Let’s get right to the point: The optimism and outlook for men’s Oklahoma basketball is much different than it was at this time a year ago.
Oklahoma not only lost consensus All-American Trae Young off of last season’s 18-14 team, but also two other players — Kameron McGusty and Jordan Shepherd — who were being counted on to be key contributors for head coach Lon Kruger and the Sooners in their junior season.
Young’s departure, as the No. 5 overall selection in this year’s NBA Draft, was expected, but the moves by McGusty and Shepherd were not. McGusty’s production dropped off a bit last season, but as a freshman, in 2016-17, he was the team’s second leading scorer, averaging 10.4 points a game. Shepherd was in line to take over the starting point guard duties this season following Young’s move to the NBA.
Kruger has brought in some graduate transfer and transfer additions to help plug some of the gaps and fill out the roster for the coming season, but to be perfectly candid, the Sooners’ lack the talent and depth and are without clear difference makers on this year’s squad.
What just a couple of years ago was one of the youngest teams in the Big 12 has suddenly become the oldest. The Sooners have eight seniors or graduate transfers on their roster this season. According to the OU athletic department, the average age of the Oklahoma roster is 21.1.
If Kruger goes with the starting five from the exhibition game on Thursday with Pittsburg State (Kansas) in the season opener with the University of Texas Rio Grande Valley next Friday, it will be newcomer Aaron Calixte at point guard, senior Christian James and junior Kristian Doolittle on the wings and senior Jamuni McNeace and sophomore Brady Manek in the front court.
Senior guard Rashard Odomes will likely be the first one off the bench for the Sooners, although Kruger said this week that the 6-foot, 6 inch guard, who has started 55 games for Oklahoma, “could be in the starting lineup at times.”

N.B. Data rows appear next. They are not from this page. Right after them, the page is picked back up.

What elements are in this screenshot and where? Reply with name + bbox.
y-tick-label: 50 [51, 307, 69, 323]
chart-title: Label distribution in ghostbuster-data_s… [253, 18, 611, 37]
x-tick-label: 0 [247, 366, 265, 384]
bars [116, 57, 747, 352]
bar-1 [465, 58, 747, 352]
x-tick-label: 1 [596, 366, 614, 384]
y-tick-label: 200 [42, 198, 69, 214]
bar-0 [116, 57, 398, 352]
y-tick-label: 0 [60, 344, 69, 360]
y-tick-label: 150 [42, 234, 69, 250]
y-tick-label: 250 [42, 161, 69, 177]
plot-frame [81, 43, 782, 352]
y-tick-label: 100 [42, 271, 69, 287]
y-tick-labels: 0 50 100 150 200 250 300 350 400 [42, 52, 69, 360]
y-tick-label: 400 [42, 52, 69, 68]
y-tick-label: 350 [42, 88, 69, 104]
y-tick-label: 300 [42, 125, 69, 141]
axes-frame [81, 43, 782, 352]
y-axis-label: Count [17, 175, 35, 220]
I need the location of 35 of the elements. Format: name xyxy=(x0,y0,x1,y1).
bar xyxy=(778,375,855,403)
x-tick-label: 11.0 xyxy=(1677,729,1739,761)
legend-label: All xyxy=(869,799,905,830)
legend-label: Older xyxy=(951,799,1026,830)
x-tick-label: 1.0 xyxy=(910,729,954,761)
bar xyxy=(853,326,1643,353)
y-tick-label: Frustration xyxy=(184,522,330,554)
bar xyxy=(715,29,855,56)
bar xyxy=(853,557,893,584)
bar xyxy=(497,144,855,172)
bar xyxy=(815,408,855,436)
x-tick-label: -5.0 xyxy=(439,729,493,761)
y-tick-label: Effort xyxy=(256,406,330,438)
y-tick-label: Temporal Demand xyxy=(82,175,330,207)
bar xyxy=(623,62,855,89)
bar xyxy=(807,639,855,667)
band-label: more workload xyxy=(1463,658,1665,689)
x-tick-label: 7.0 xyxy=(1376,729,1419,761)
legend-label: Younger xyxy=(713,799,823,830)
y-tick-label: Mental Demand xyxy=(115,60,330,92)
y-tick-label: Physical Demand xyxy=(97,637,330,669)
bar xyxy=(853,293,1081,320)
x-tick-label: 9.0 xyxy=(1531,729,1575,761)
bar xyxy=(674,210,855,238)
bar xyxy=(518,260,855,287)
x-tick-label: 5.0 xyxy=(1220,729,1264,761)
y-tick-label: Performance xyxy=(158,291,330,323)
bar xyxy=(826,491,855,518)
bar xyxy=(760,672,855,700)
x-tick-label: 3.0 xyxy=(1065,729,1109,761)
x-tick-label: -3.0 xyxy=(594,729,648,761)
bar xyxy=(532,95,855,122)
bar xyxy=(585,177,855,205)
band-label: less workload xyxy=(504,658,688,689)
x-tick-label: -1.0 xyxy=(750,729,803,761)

Calixte and Miles Reynolds have joined the Sooners as graduate transfers. Calixte led the Maine Black Bears in scoring last season, averaging 16.9 points and 3.2 assists per game. Reynolds, also a guard, comes to OU from Pacific University in Oregon, where he averaged 13.3 points and 2.8 assists a year ago.
Kuath is a 6-foot, 10-inch big man who played the last two years at Salt Lake (Utah) Community College. While there, he averaged 10.8 points, 7.2 rebounds and 3.3 blocked shots in 33 games his sophomore season.
James is the leading returning scorer for the 2018-19 edition of OU men’s basketball with an average of 11.9. He shot 46 percent from the field and 36 percent from three-point range. Manek averaged 10.2 points as a freshman last season.
Kruger, who is in his eighth season at Oklahoma, is a member an elite club of college head coaches with more than 600 wins (619 wins in 32 seasons, 140 at OU in seven seasons). The 66-year-old head coach has taken five different teams to the NCAA Tournament, four to the Sweet 16 and two, including Oklahoma, to the Final Four, but it is going to take more than Kruger’s sterling resume and Sooner Magic to pull a winning conference season out of a hat in what again appears to be an elite basketball league in the Big 12.
The Big 12 has been the No. 1 conference in RPI (Real Percentage Index) in four of the last five years and appears as strong as ever again this season, which is not particularly good news heading into the 2018-19 season for fans of Sooner men’s basketball.
I may be pilloried for saying this, but a .500 season would seem to be a stretch goal for the Sooners in what appears to be a transition year. There are likely to be seven or more conference teams ahead of them when the dust finally settles on the 2018-19 campaign.